Could RateMyProfessors.com be right?

During FastTrack advising last week, some of the new students asked “can you recommend particular teachers?” Not knowing the different first-year writing, math, and econ profs, I told them to check out RateMyProfessors.com — the market-leading faculty evaluation site, now owned by the noted research firm MTV/Viacom. Many professors are not big fans of the site, but that’s the back-alley where our undergraduates go for information because they have no good alternatives.

A recent study (somewhat surprisingly) showed that the online ratings on RateMyProfessors.com correlate very highly with the “official” teaching evaluations, at least in one state university system.

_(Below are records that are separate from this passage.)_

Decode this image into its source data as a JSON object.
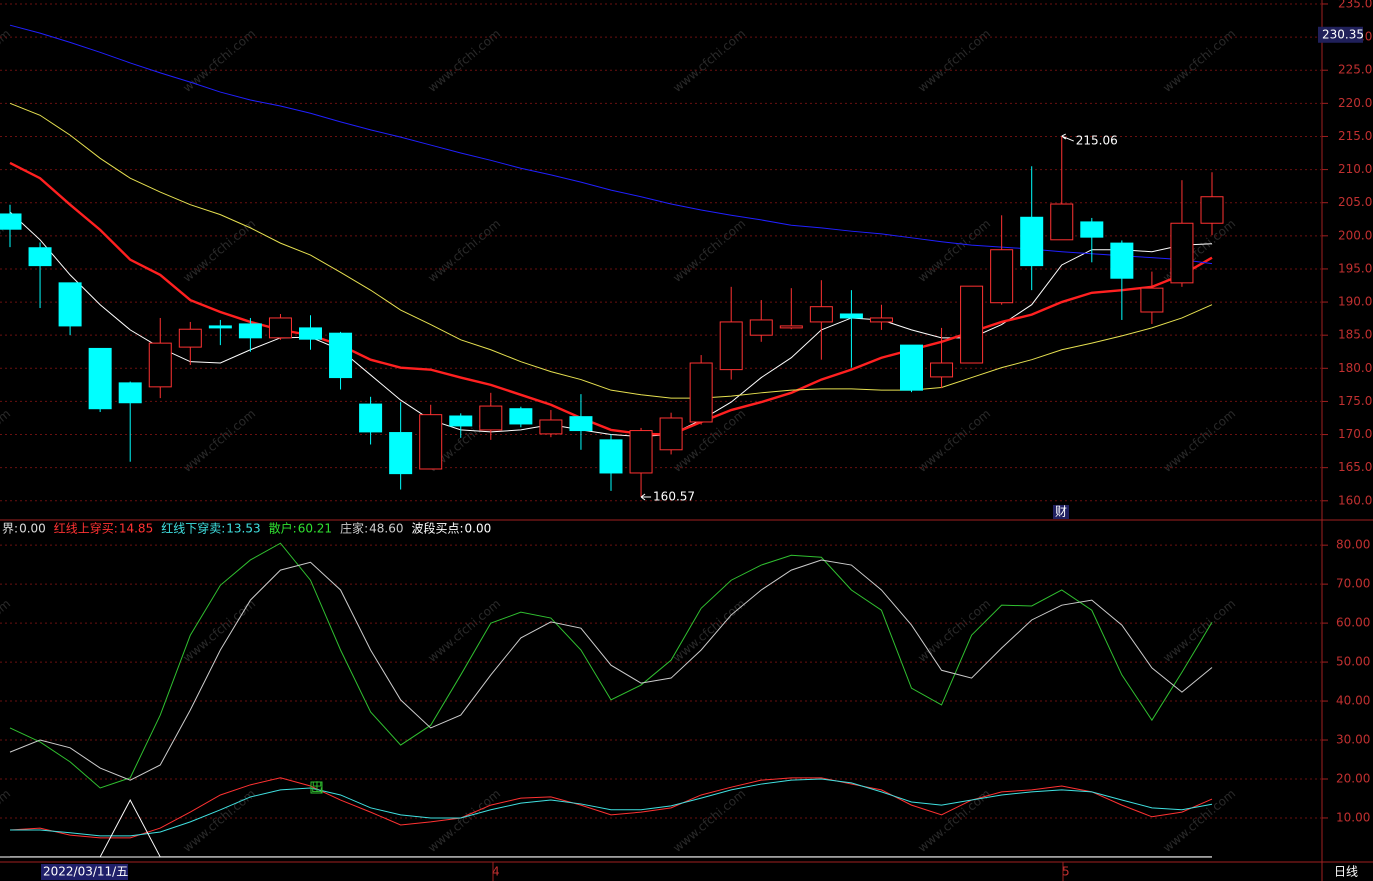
{
  "chart_data": [
    {
      "type": "candlestick",
      "open": [
        203.3,
        198.2,
        192.9,
        183.0,
        177.8,
        177.2,
        183.2,
        186.4,
        186.7,
        184.6,
        186.1,
        185.3,
        174.6,
        170.3,
        164.8,
        172.8,
        170.7,
        173.9,
        170.1,
        172.7,
        169.2,
        164.2,
        167.7,
        171.9,
        179.8,
        185.0,
        186.1,
        187.0,
        188.2,
        187.0,
        183.5,
        178.7,
        180.8,
        189.9,
        202.8,
        199.4,
        202.1,
        198.9,
        188.5,
        192.9,
        201.9
      ],
      "high": [
        204.7,
        199.0,
        192.9,
        183.0,
        178.0,
        187.6,
        187.0,
        187.3,
        187.6,
        188.2,
        188.0,
        185.5,
        175.7,
        174.9,
        174.5,
        173.2,
        176.3,
        174.2,
        173.7,
        176.1,
        170.0,
        171.0,
        173.3,
        182.0,
        192.3,
        190.3,
        192.1,
        193.3,
        191.8,
        189.6,
        183.5,
        186.1,
        192.4,
        203.1,
        210.5,
        215.06,
        202.7,
        199.3,
        194.6,
        208.4,
        209.6
      ],
      "low": [
        198.3,
        189.1,
        185.0,
        173.4,
        165.9,
        175.5,
        180.5,
        183.5,
        182.5,
        184.3,
        182.8,
        176.8,
        168.5,
        161.7,
        164.8,
        169.5,
        169.2,
        171.1,
        169.6,
        167.7,
        161.5,
        160.57,
        167.0,
        171.5,
        178.3,
        184.0,
        185.9,
        181.3,
        180.1,
        185.8,
        176.4,
        177.0,
        180.8,
        189.6,
        191.8,
        199.4,
        196.0,
        187.3,
        186.7,
        192.3,
        200.1
      ],
      "close": [
        201.0,
        195.5,
        186.4,
        173.9,
        174.8,
        183.8,
        185.9,
        186.1,
        184.6,
        187.6,
        184.4,
        178.6,
        170.4,
        164.1,
        173.0,
        171.3,
        174.3,
        171.6,
        172.2,
        170.6,
        164.2,
        170.6,
        172.5,
        180.8,
        187.0,
        187.3,
        186.4,
        189.3,
        187.6,
        187.6,
        176.7,
        180.8,
        192.4,
        197.9,
        195.5,
        204.8,
        199.8,
        193.6,
        192.1,
        201.9,
        205.9
      ],
      "up_color": "#ff3232",
      "down_color": "#00ffff",
      "series": [
        {
          "color": "#ffffff",
          "values": [
            203.6,
            199.4,
            194.1,
            189.6,
            185.8,
            183.1,
            181.0,
            180.8,
            182.8,
            184.6,
            184.7,
            182.8,
            179.0,
            175.2,
            172.2,
            170.7,
            170.4,
            170.7,
            171.5,
            170.7,
            170.0,
            169.7,
            170.0,
            172.2,
            174.9,
            178.6,
            181.6,
            185.8,
            187.6,
            187.3,
            185.8,
            184.6,
            184.6,
            186.6,
            189.6,
            195.6,
            197.9,
            197.9,
            197.6,
            198.6,
            198.8
          ]
        },
        {
          "color": "#ff2020",
          "width": 2.4,
          "values": [
            211.0,
            208.7,
            204.7,
            200.9,
            196.4,
            194.1,
            190.3,
            188.5,
            187.0,
            185.8,
            185.0,
            183.5,
            181.3,
            180.1,
            179.8,
            178.6,
            177.5,
            176.0,
            174.5,
            172.5,
            170.7,
            170.1,
            170.0,
            171.9,
            173.7,
            174.9,
            176.3,
            178.3,
            179.8,
            181.6,
            182.8,
            184.0,
            185.5,
            187.0,
            188.1,
            190.0,
            191.4,
            191.8,
            192.3,
            194.1,
            196.7
          ]
        },
        {
          "color": "#e6e050",
          "values": [
            220.0,
            218.2,
            215.2,
            211.7,
            208.7,
            206.6,
            204.7,
            203.2,
            201.2,
            198.9,
            197.1,
            194.5,
            191.8,
            188.8,
            186.6,
            184.3,
            182.8,
            181.0,
            179.5,
            178.3,
            176.7,
            176.0,
            175.5,
            175.5,
            175.8,
            176.3,
            176.7,
            176.9,
            176.9,
            176.7,
            176.7,
            177.1,
            178.6,
            180.1,
            181.3,
            182.8,
            183.8,
            184.9,
            186.1,
            187.6,
            189.6
          ]
        },
        {
          "color": "#2020ff",
          "values": [
            231.8,
            230.6,
            229.2,
            227.7,
            226.1,
            224.6,
            223.2,
            221.7,
            220.5,
            219.6,
            218.5,
            217.2,
            216.0,
            214.9,
            213.7,
            212.5,
            211.4,
            210.2,
            209.2,
            208.1,
            206.9,
            205.9,
            204.8,
            203.9,
            203.1,
            202.4,
            201.6,
            201.2,
            200.7,
            200.3,
            199.7,
            199.1,
            198.6,
            198.3,
            198.0,
            197.6,
            197.3,
            197.0,
            196.7,
            196.4,
            195.8
          ]
        }
      ],
      "ylim": [
        157.1,
        235.6
      ],
      "yticks": [
        {
          "value": 160,
          "label": "160.0"
        },
        {
          "value": 165,
          "label": "165.0"
        },
        {
          "value": 170,
          "label": "170.0"
        },
        {
          "value": 175,
          "label": "175.0"
        },
        {
          "value": 180,
          "label": "180.0"
        },
        {
          "value": 185,
          "label": "185.0"
        },
        {
          "value": 190,
          "label": "190.0"
        },
        {
          "value": 195,
          "label": "195.0"
        },
        {
          "value": 200,
          "label": "200.0"
        },
        {
          "value": 205,
          "label": "205.0"
        },
        {
          "value": 210,
          "label": "210.0"
        },
        {
          "value": 215,
          "label": "215.0"
        },
        {
          "value": 220,
          "label": "220.0"
        },
        {
          "value": 225,
          "label": "225.0"
        },
        {
          "value": 230,
          "label": "230.0"
        },
        {
          "value": 235,
          "label": "235.0"
        }
      ],
      "grid": true,
      "current_price": 230.35,
      "high_marker": {
        "index": 35,
        "value": 215.06
      },
      "low_marker": {
        "index": 21,
        "value": 160.57
      },
      "note": "财"
    },
    {
      "type": "line",
      "legend": [
        {
          "name": "界",
          "value_label": "0.00",
          "color": "#dddddd"
        },
        {
          "name": "红线上穿买",
          "value_label": "14.85",
          "color": "#ff3232"
        },
        {
          "name": "红线下穿卖",
          "value_label": "13.53",
          "color": "#40e0e0"
        },
        {
          "name": "散户",
          "value_label": "60.21",
          "color": "#30e030"
        },
        {
          "name": "庄家",
          "value_label": "48.60",
          "color": "#cccccc"
        },
        {
          "name": "波段买点",
          "value_label": "0.00",
          "color": "#ffffff"
        }
      ],
      "series": [
        {
          "color": "#30c030",
          "values": [
            33.1,
            29.5,
            24.4,
            17.7,
            20.3,
            36.4,
            56.9,
            69.7,
            76.2,
            80.5,
            71.0,
            53.1,
            37.2,
            28.7,
            33.8,
            46.7,
            60.0,
            62.8,
            61.3,
            53.1,
            40.3,
            44.1,
            50.5,
            63.8,
            71.0,
            74.9,
            77.4,
            76.9,
            68.5,
            63.3,
            43.3,
            39.0,
            56.9,
            64.6,
            64.4,
            68.5,
            63.3,
            46.7,
            35.1,
            47.4,
            60.21
          ]
        },
        {
          "color": "#cccccc",
          "values": [
            26.9,
            30.0,
            28.0,
            22.8,
            19.7,
            23.6,
            37.7,
            53.1,
            65.9,
            73.6,
            75.6,
            68.5,
            53.1,
            40.3,
            33.1,
            36.4,
            46.7,
            56.2,
            60.3,
            58.7,
            49.2,
            44.6,
            45.9,
            53.1,
            62.1,
            68.5,
            73.6,
            76.2,
            74.9,
            68.5,
            59.5,
            47.9,
            45.9,
            53.6,
            60.8,
            64.6,
            65.9,
            59.5,
            48.5,
            42.3,
            48.6
          ]
        },
        {
          "color": "#ff3232",
          "values": [
            6.9,
            7.4,
            5.6,
            4.9,
            4.9,
            7.4,
            11.5,
            15.9,
            18.5,
            20.3,
            18.2,
            14.6,
            11.5,
            8.2,
            9.0,
            10.0,
            13.3,
            15.1,
            15.4,
            13.3,
            10.8,
            11.5,
            12.6,
            15.9,
            17.9,
            19.7,
            20.3,
            20.3,
            18.7,
            17.2,
            13.3,
            10.8,
            14.6,
            16.7,
            17.2,
            18.2,
            16.7,
            13.3,
            10.3,
            11.5,
            14.85
          ]
        },
        {
          "color": "#40e0e0",
          "values": [
            6.9,
            6.9,
            6.2,
            5.4,
            5.4,
            6.4,
            9.0,
            12.1,
            15.4,
            17.2,
            17.7,
            15.9,
            12.6,
            10.8,
            10.0,
            10.0,
            12.1,
            13.8,
            14.6,
            13.6,
            12.1,
            12.1,
            13.1,
            15.1,
            17.2,
            18.7,
            19.7,
            20.0,
            19.0,
            16.7,
            14.1,
            13.3,
            14.6,
            15.9,
            16.7,
            17.2,
            16.7,
            14.6,
            12.6,
            12.1,
            13.53
          ]
        },
        {
          "color": "#ffffff",
          "values": [
            0,
            0,
            0,
            0,
            14.6,
            0,
            0,
            0,
            0,
            0,
            0,
            0,
            0,
            0,
            0,
            0,
            0,
            0,
            0,
            0,
            0,
            0,
            0,
            0,
            0,
            0,
            0,
            0,
            0,
            0,
            0,
            0,
            0,
            0,
            0,
            0,
            0,
            0,
            0,
            0,
            0
          ]
        }
      ],
      "ylim": [
        -1.3,
        86.2
      ],
      "yticks": [
        {
          "value": 10,
          "label": "10.00"
        },
        {
          "value": 20,
          "label": "20.00"
        },
        {
          "value": 30,
          "label": "30.00"
        },
        {
          "value": 40,
          "label": "40.00"
        },
        {
          "value": 50,
          "label": "50.00"
        },
        {
          "value": 60,
          "label": "60.00"
        },
        {
          "value": 70,
          "label": "70.00"
        },
        {
          "value": 80,
          "label": "80.00"
        }
      ],
      "grid": true,
      "signal": "出"
    }
  ],
  "x_axis": {
    "date_label": "2022/03/11/五",
    "month_labels": [
      "4",
      "5"
    ],
    "period_label": "日线"
  },
  "watermark": "www.cfchi.com"
}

This result has been interpreted in at least two different ways:

  1. RateMyProfessors.com is more accurate than we think
  2. most “official” evaluations are less accurate than we think, being no better than the methodological disaster zone known as RateMyProfessors.com

Taking a break from my extensive summer duties, I downloaded the summary scores (‘quality’ and ‘ease’) for the 38 faculty categorized as Business or Business Administration at USF. Our average ‘quality’ score is 3.6 out of 5, with the average ‘ease’ score at 3.2 (5 easiest, 1 hardest). For our ‘chili pepper’ faculty, rated as ‘hot’ by the students, the ‘quality’ average jumps to 4.52! Cool! (Maybe our students can’t tell the difference between physical beauty and pedagogical effectiveness? Or are the beautiful just better than the rest of us?).

And to add to the eternal debate about whether faculty who are ‘easy’ get higher evaluations, the answer from RateMyProfessors.com is…seems like it. ‘Quality’ and ‘ease’ scores are correlated at 0.52 (p<0.001). When you remove faculty that have fewer than 5 evaluations, that correlation increases to 0.60 (p<0.005).